A creative and inspiring back yard is simply designing a yard that suits your aesthetic and practical needs. It’s not that different from planning and decorating the inside of your home. Your yard is an extension of your house so imagine it as a room with all the walls removed. With a little imagination, you can create the flow and layout of the space as it pleases you.
Let’s begin by getting your ideas down on paper. Once your plan is laid out, you can start on the dirty work that will make your yard dream a rewarding reality. After all, all things start with a plan.
You will need:
- Plat mat (this is a map drawn to scale that shows the division of your land. These can be obtained through your local Public Works department.

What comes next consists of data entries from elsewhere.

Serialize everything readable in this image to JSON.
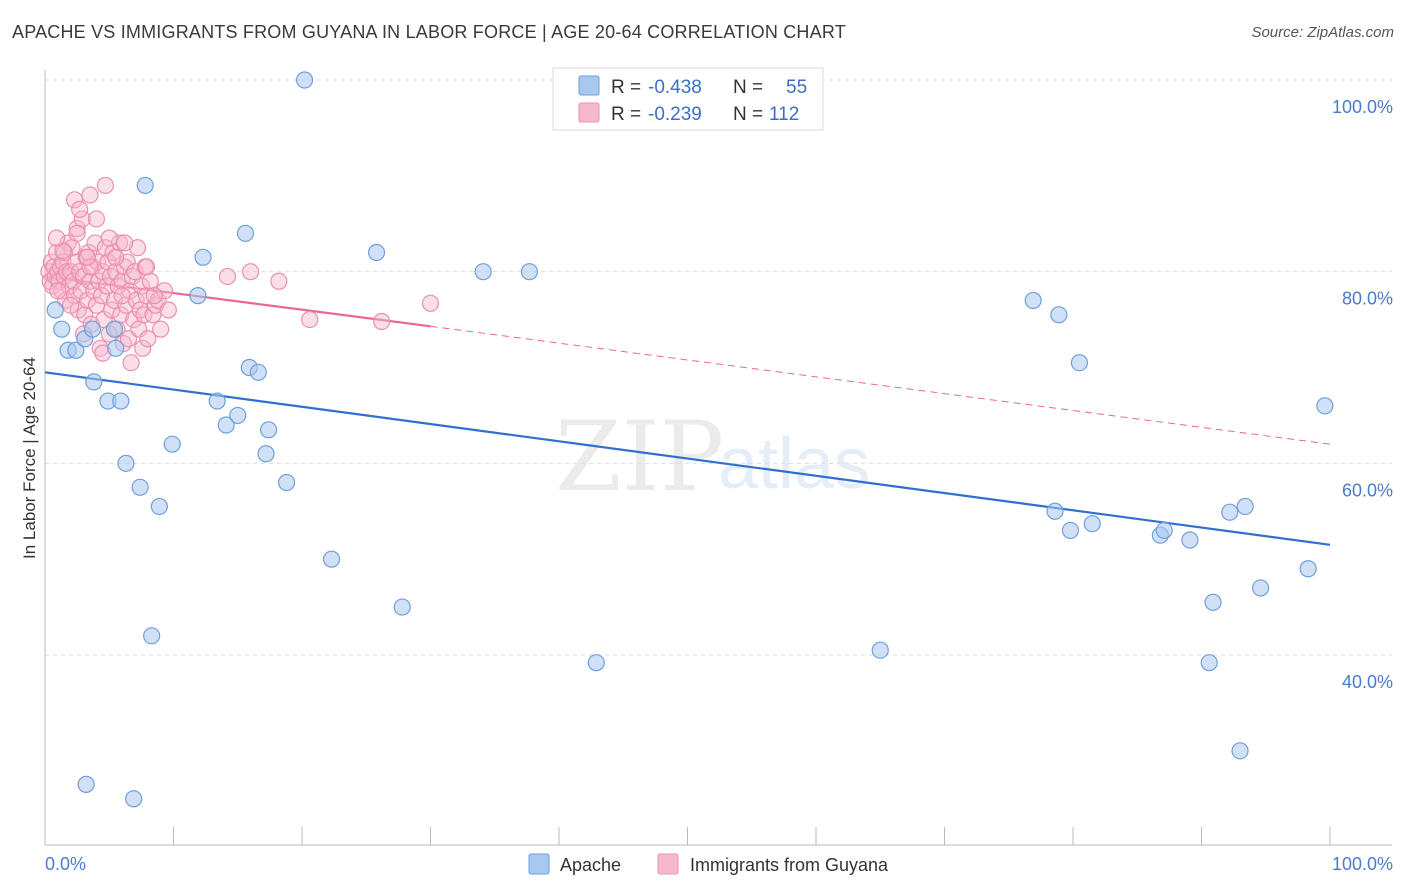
{
  "header": {
    "title": "APACHE VS IMMIGRANTS FROM GUYANA IN LABOR FORCE | AGE 20-64 CORRELATION CHART",
    "source": "Source: ZipAtlas.com"
  },
  "watermark": {
    "part1": "ZIP",
    "part2": "atlas"
  },
  "colors": {
    "apache_fill": "#a9c8f0",
    "apache_stroke": "#6f9fd8",
    "apache_line": "#2f6fcf",
    "guyana_fill": "#f6b8cb",
    "guyana_stroke": "#ec8fae",
    "guyana_line": "#e8679a",
    "grid": "#dddddd",
    "tick_text": "#4a7ccc"
  },
  "legend": {
    "rows": [
      {
        "r_label": "R = ",
        "r_value": "-0.438",
        "n_label": "N = ",
        "n_value": "55"
      },
      {
        "r_label": "R = ",
        "r_value": "-0.239",
        "n_label": "N = ",
        "n_value": "112"
      }
    ]
  },
  "bottom_legend": {
    "apache": "Apache",
    "guyana": "Immigrants from Guyana"
  },
  "chart_data": {
    "type": "scatter",
    "title": "APACHE VS IMMIGRANTS FROM GUYANA IN LABOR FORCE | AGE 20-64 CORRELATION CHART",
    "xlabel": "",
    "ylabel": "In Labor Force | Age 20-64",
    "xlim": [
      0,
      100
    ],
    "ylim": [
      22,
      102
    ],
    "x_tick_labels": [
      "0.0%",
      "100.0%"
    ],
    "y_ticks": [
      40,
      60,
      80,
      100
    ],
    "y_tick_labels": [
      "40.0%",
      "60.0%",
      "80.0%",
      "100.0%"
    ],
    "grid": true,
    "legend_position": "top-center",
    "series": [
      {
        "name": "Apache",
        "R": -0.438,
        "N": 55,
        "trend": {
          "x": [
            0,
            100
          ],
          "y": [
            69.5,
            51.5
          ],
          "extended": false
        },
        "points": [
          [
            0.8,
            76
          ],
          [
            1.3,
            74
          ],
          [
            1.8,
            71.8
          ],
          [
            2.4,
            71.8
          ],
          [
            3.1,
            73
          ],
          [
            3.7,
            74
          ],
          [
            3.8,
            68.5
          ],
          [
            4.9,
            66.5
          ],
          [
            5.9,
            66.5
          ],
          [
            5.4,
            74
          ],
          [
            5.5,
            72
          ],
          [
            6.3,
            60
          ],
          [
            7.4,
            57.5
          ],
          [
            7.8,
            89
          ],
          [
            8.3,
            42
          ],
          [
            8.9,
            55.5
          ],
          [
            9.9,
            62
          ],
          [
            11.9,
            77.5
          ],
          [
            12.3,
            81.5
          ],
          [
            13.4,
            66.5
          ],
          [
            14.1,
            64
          ],
          [
            15.0,
            65
          ],
          [
            15.6,
            84
          ],
          [
            15.9,
            70
          ],
          [
            16.6,
            69.5
          ],
          [
            17.2,
            61
          ],
          [
            17.4,
            63.5
          ],
          [
            18.8,
            58
          ],
          [
            20.2,
            100
          ],
          [
            22.3,
            50
          ],
          [
            25.8,
            82
          ],
          [
            27.8,
            45
          ],
          [
            34.1,
            80
          ],
          [
            37.7,
            80
          ],
          [
            42.9,
            39.2
          ],
          [
            65.0,
            40.5
          ],
          [
            76.9,
            77
          ],
          [
            78.6,
            55
          ],
          [
            78.9,
            75.5
          ],
          [
            79.8,
            53
          ],
          [
            80.5,
            70.5
          ],
          [
            81.5,
            53.7
          ],
          [
            86.8,
            52.5
          ],
          [
            87.1,
            53
          ],
          [
            89.1,
            52
          ],
          [
            90.6,
            39.2
          ],
          [
            90.9,
            45.5
          ],
          [
            92.2,
            54.9
          ],
          [
            93.0,
            30
          ],
          [
            93.4,
            55.5
          ],
          [
            94.6,
            47
          ],
          [
            98.3,
            49
          ],
          [
            99.6,
            66
          ],
          [
            3.2,
            26.5
          ],
          [
            6.9,
            25
          ]
        ]
      },
      {
        "name": "Immigrants from Guyana",
        "R": -0.239,
        "N": 112,
        "trend": {
          "x": [
            0,
            30,
            100
          ],
          "y": [
            79.5,
            74.3,
            62
          ],
          "extended_from": 30
        },
        "points": [
          [
            0.3,
            80
          ],
          [
            0.4,
            79
          ],
          [
            0.5,
            81
          ],
          [
            0.6,
            78.5
          ],
          [
            0.7,
            80.5
          ],
          [
            0.8,
            79.5
          ],
          [
            0.9,
            82
          ],
          [
            1.0,
            80
          ],
          [
            1.1,
            79
          ],
          [
            1.2,
            80.5
          ],
          [
            1.3,
            78
          ],
          [
            1.4,
            81
          ],
          [
            1.5,
            79.5
          ],
          [
            1.6,
            77
          ],
          [
            1.7,
            80
          ],
          [
            1.8,
            83
          ],
          [
            1.9,
            78.5
          ],
          [
            2.0,
            80
          ],
          [
            2.1,
            82.5
          ],
          [
            2.2,
            79
          ],
          [
            2.3,
            77.5
          ],
          [
            2.4,
            81
          ],
          [
            2.5,
            84.5
          ],
          [
            2.6,
            76
          ],
          [
            2.7,
            80
          ],
          [
            2.8,
            78
          ],
          [
            2.9,
            85.5
          ],
          [
            3.0,
            79.5
          ],
          [
            3.1,
            75.5
          ],
          [
            3.2,
            81.5
          ],
          [
            3.3,
            77
          ],
          [
            3.4,
            82
          ],
          [
            3.5,
            79
          ],
          [
            3.6,
            74.5
          ],
          [
            3.7,
            80.5
          ],
          [
            3.8,
            78
          ],
          [
            3.9,
            83
          ],
          [
            4.0,
            76.5
          ],
          [
            4.1,
            81
          ],
          [
            4.2,
            79
          ],
          [
            4.3,
            72
          ],
          [
            4.4,
            77.5
          ],
          [
            4.5,
            80
          ],
          [
            4.6,
            75
          ],
          [
            4.7,
            82.5
          ],
          [
            4.8,
            78.5
          ],
          [
            4.9,
            81
          ],
          [
            5.0,
            73.5
          ],
          [
            5.1,
            79.5
          ],
          [
            5.2,
            76
          ],
          [
            5.3,
            82
          ],
          [
            5.4,
            77
          ],
          [
            5.5,
            80
          ],
          [
            5.6,
            74
          ],
          [
            5.7,
            78.5
          ],
          [
            5.8,
            83
          ],
          [
            5.9,
            75.5
          ],
          [
            6.0,
            79
          ],
          [
            6.1,
            72.5
          ],
          [
            6.2,
            80.5
          ],
          [
            6.3,
            76.5
          ],
          [
            6.4,
            81
          ],
          [
            6.5,
            73
          ],
          [
            6.6,
            78
          ],
          [
            6.7,
            70.5
          ],
          [
            6.8,
            79.5
          ],
          [
            6.9,
            75
          ],
          [
            7.0,
            80
          ],
          [
            7.1,
            77
          ],
          [
            7.2,
            82.5
          ],
          [
            7.3,
            74
          ],
          [
            7.4,
            76
          ],
          [
            7.5,
            78.5
          ],
          [
            7.6,
            72
          ],
          [
            7.7,
            75.5
          ],
          [
            7.8,
            80.5
          ],
          [
            7.9,
            77.5
          ],
          [
            8.0,
            73
          ],
          [
            8.2,
            79
          ],
          [
            8.4,
            75.5
          ],
          [
            8.6,
            76.5
          ],
          [
            8.8,
            77
          ],
          [
            9.0,
            74
          ],
          [
            9.3,
            78
          ],
          [
            9.6,
            76
          ],
          [
            1.0,
            78
          ],
          [
            1.5,
            82
          ],
          [
            2.0,
            76.5
          ],
          [
            2.5,
            84
          ],
          [
            3.0,
            73.5
          ],
          [
            3.5,
            80.5
          ],
          [
            4.0,
            85.5
          ],
          [
            4.5,
            71.5
          ],
          [
            5.0,
            83.5
          ],
          [
            5.5,
            81.5
          ],
          [
            6.0,
            77.5
          ],
          [
            4.7,
            89
          ],
          [
            3.5,
            88
          ],
          [
            2.3,
            87.5
          ],
          [
            6.2,
            83
          ],
          [
            7.9,
            80.5
          ],
          [
            8.5,
            77.5
          ],
          [
            14.2,
            79.5
          ],
          [
            16.0,
            80
          ],
          [
            18.2,
            79
          ],
          [
            20.6,
            75
          ],
          [
            26.2,
            74.8
          ],
          [
            30.0,
            76.7
          ],
          [
            1.4,
            82.2
          ],
          [
            0.9,
            83.5
          ],
          [
            2.7,
            86.5
          ],
          [
            3.3,
            81.5
          ]
        ]
      }
    ]
  }
}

- Extra-long tape measure around 100 feet.
- Graphing paper and tracing paper.
- Design ideas pulled from trade magazines (optional).
If you do not have a plat mat, you can measure the entire space. You will want to measure the perimeter, the width and length, and the distance to any obstructions such as trees or patios that will remain in the yard. Draw your yard to scale on graph paper including the obstructions. You will want to plot out any utility lines that run through the main space as well as sprinkler components.

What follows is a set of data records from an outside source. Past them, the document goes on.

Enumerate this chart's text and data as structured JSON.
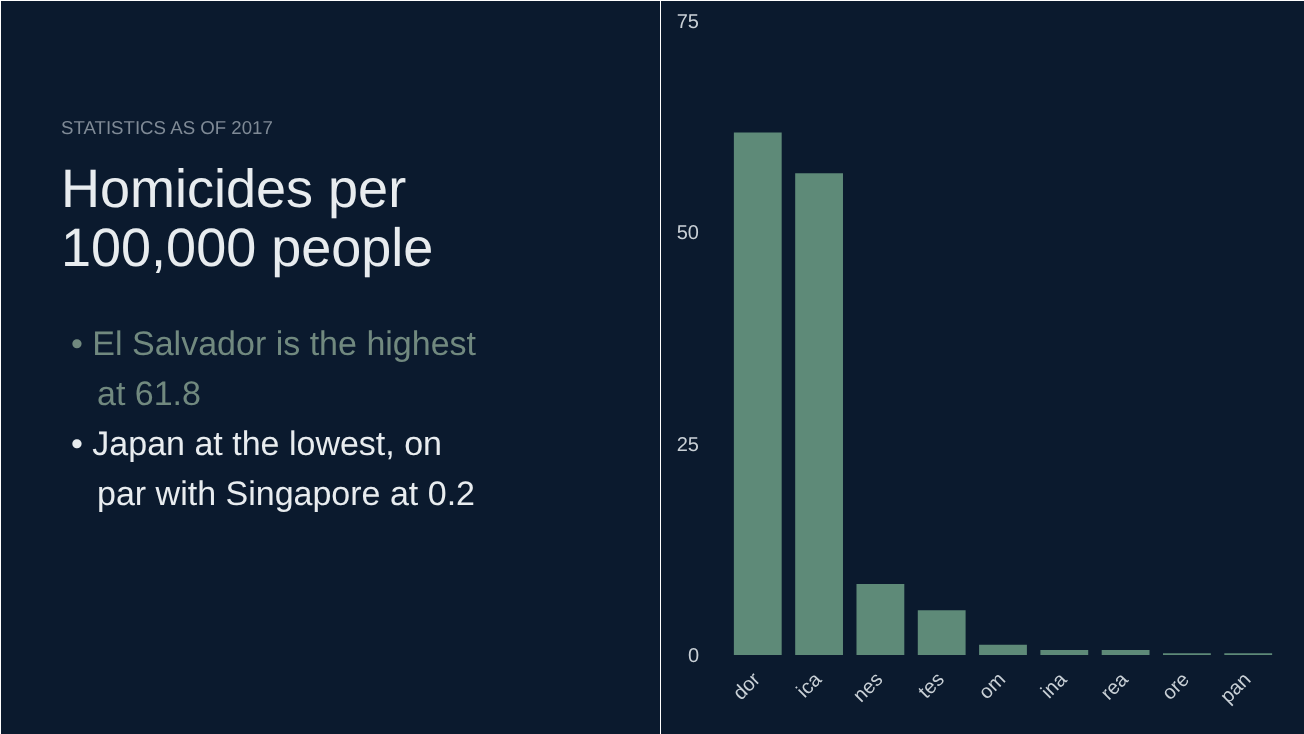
{
  "chart_data": {
    "type": "bar",
    "subtitle": "STATISTICS AS OF 2017",
    "title": "Homicides per 100,000 people",
    "annotations": [
      "• El Salvador is the highest at 61.8",
      "• Japan at the lowest, on par with Singapore at 0.2"
    ],
    "categories": [
      "dor",
      "ica",
      "nes",
      "tes",
      "om",
      "ina",
      "rea",
      "ore",
      "pan"
    ],
    "values": [
      61.8,
      57,
      8.4,
      5.3,
      1.2,
      0.6,
      0.6,
      0.2,
      0.2
    ],
    "color": "#5e8a78",
    "ylim": [
      0,
      75
    ],
    "yticks": [
      0,
      25,
      50,
      75
    ],
    "grid": false
  }
}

Make several copies of your base drawing. Browse through some landscaping magazines. There are many of these available at any local bookstore. You can also search online. Cut out and make a “vision board” to help you conceptualize your final product. If you notice yards in your neighborhood that you find pleasing, make note of the landscaping elements used.

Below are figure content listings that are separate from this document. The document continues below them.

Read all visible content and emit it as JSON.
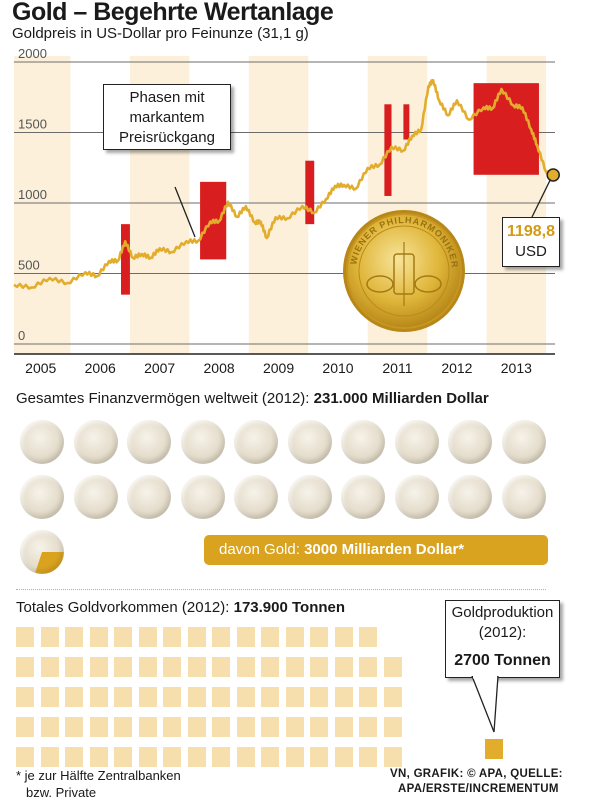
{
  "title": "Gold – Begehrte Wertanlage",
  "subtitle": "Goldpreis in US-Dollar pro Feinunze (31,1 g)",
  "chart_data": [
    {
      "type": "line",
      "title": "Gold – Begehrte Wertanlage",
      "subtitle": "Goldpreis in US-Dollar pro Feinunze (31,1 g)",
      "x_ticks": [
        "2005",
        "2006",
        "2007",
        "2008",
        "2009",
        "2010",
        "2011",
        "2012",
        "2013"
      ],
      "y_ticks": [
        0,
        500,
        1000,
        1500,
        2000
      ],
      "ylim": [
        0,
        2000
      ],
      "xlim": [
        2004.55,
        2013.65
      ],
      "grid": true,
      "series": [
        {
          "x": [
            2004.55,
            2004.85,
            2005.15,
            2005.45,
            2005.75,
            2005.95,
            2006.15,
            2006.3,
            2006.42,
            2006.55,
            2006.7,
            2006.85,
            2007.0,
            2007.2,
            2007.45,
            2007.65,
            2007.85,
            2008.0,
            2008.15,
            2008.3,
            2008.45,
            2008.6,
            2008.7,
            2008.8,
            2008.95,
            2009.15,
            2009.4,
            2009.6,
            2009.8,
            2009.95,
            2010.1,
            2010.3,
            2010.5,
            2010.7,
            2010.9,
            2011.1,
            2011.25,
            2011.4,
            2011.52,
            2011.6,
            2011.7,
            2011.85,
            2012.0,
            2012.2,
            2012.45,
            2012.6,
            2012.75,
            2012.95,
            2013.1,
            2013.25,
            2013.35,
            2013.5,
            2013.62
          ],
          "values": [
            420,
            430,
            440,
            460,
            480,
            510,
            560,
            620,
            700,
            640,
            610,
            640,
            650,
            680,
            700,
            760,
            840,
            900,
            980,
            930,
            950,
            890,
            840,
            780,
            870,
            920,
            950,
            960,
            1000,
            1150,
            1100,
            1130,
            1220,
            1300,
            1370,
            1400,
            1450,
            1550,
            1800,
            1900,
            1700,
            1650,
            1700,
            1620,
            1650,
            1700,
            1780,
            1720,
            1650,
            1550,
            1380,
            1250,
            1198.8
          ]
        }
      ],
      "shaded_years": [
        2005,
        2007,
        2009,
        2011,
        2013
      ],
      "decline_phases": [
        {
          "x": [
            2006.35,
            2006.5
          ],
          "y": [
            350,
            850
          ]
        },
        {
          "x": [
            2007.68,
            2008.12
          ],
          "y": [
            600,
            1150
          ]
        },
        {
          "x": [
            2009.45,
            2009.6
          ],
          "y": [
            850,
            1300
          ]
        },
        {
          "x": [
            2010.78,
            2010.9
          ],
          "y": [
            1050,
            1700
          ]
        },
        {
          "x": [
            2011.1,
            2011.2
          ],
          "y": [
            1450,
            1700
          ]
        },
        {
          "x": [
            2012.28,
            2013.38
          ],
          "y": [
            1200,
            1850
          ]
        }
      ],
      "decline_label": [
        "Phasen mit",
        "markantem",
        "Preisrückgang"
      ],
      "last_value": {
        "x": 2013.62,
        "y": 1198.8,
        "label": "1198,8",
        "unit": "USD"
      },
      "colors": {
        "line": "#e2ad2c",
        "shade": "#fcf0db",
        "decline": "#d81e1e",
        "grid": "#6b6b6b"
      }
    },
    {
      "type": "pictogram",
      "heading": "Gesamtes Finanzvermögen weltweit (2012):",
      "heading_value": "231.000 Milliarden Dollar",
      "total": 231000,
      "unit": "Milliarden Dollar",
      "symbols": 21,
      "gold_value": 3000,
      "gold_label_prefix": "davon Gold:",
      "gold_label_value": "3000 Milliarden Dollar*",
      "gold_fraction_of_symbol": 0.3
    },
    {
      "type": "pictogram",
      "heading": "Totales Goldvorkommen (2012):",
      "heading_value": "173.900 Tonnen",
      "total": 173900,
      "production": 2700,
      "unit": "Tonnen",
      "production_label": [
        "Goldproduktion",
        "(2012):"
      ],
      "production_value": "2700 Tonnen",
      "colors": {
        "stock": "#f6dfac",
        "production": "#e2ad2c"
      }
    }
  ],
  "footnote": [
    "* je zur Hälfte Zentralbanken",
    "bzw. Private"
  ],
  "credit": [
    "VN, GRAFIK: © APA, QUELLE:",
    "APA/ERSTE/INCREMENTUM"
  ],
  "coin_text": "WIENER PHILHARMONIKER"
}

Use your collection of ideas to decide on a theme for your yard. A theme pulls the space together and uses similar elements to create cohesion. Walk through your yard to begin to get a sense of the natural flow of your space. Consider paths that you use frequently such as those to a gate, patio, shed, or favorite sitting area.
Make note of the areas that receive the most sun throughout the day. Use this information to research and determine what plants and flowers to include in your design. Draw a rough sketch on one of your base drawing copies. Use landscaping elements such as water features, plants and bushes, rock gardens, or seating to create focal points.
Now is the time to transform your sketch into a final plan. Use one of your base drawing copies and transfer your ideas, paying close attention to scale this time. Take one more walk-through to help you visualize your backyard. Place a piece of tracing paper over your sketch. Draw out any changes or additions that need to be made to your irrigation system.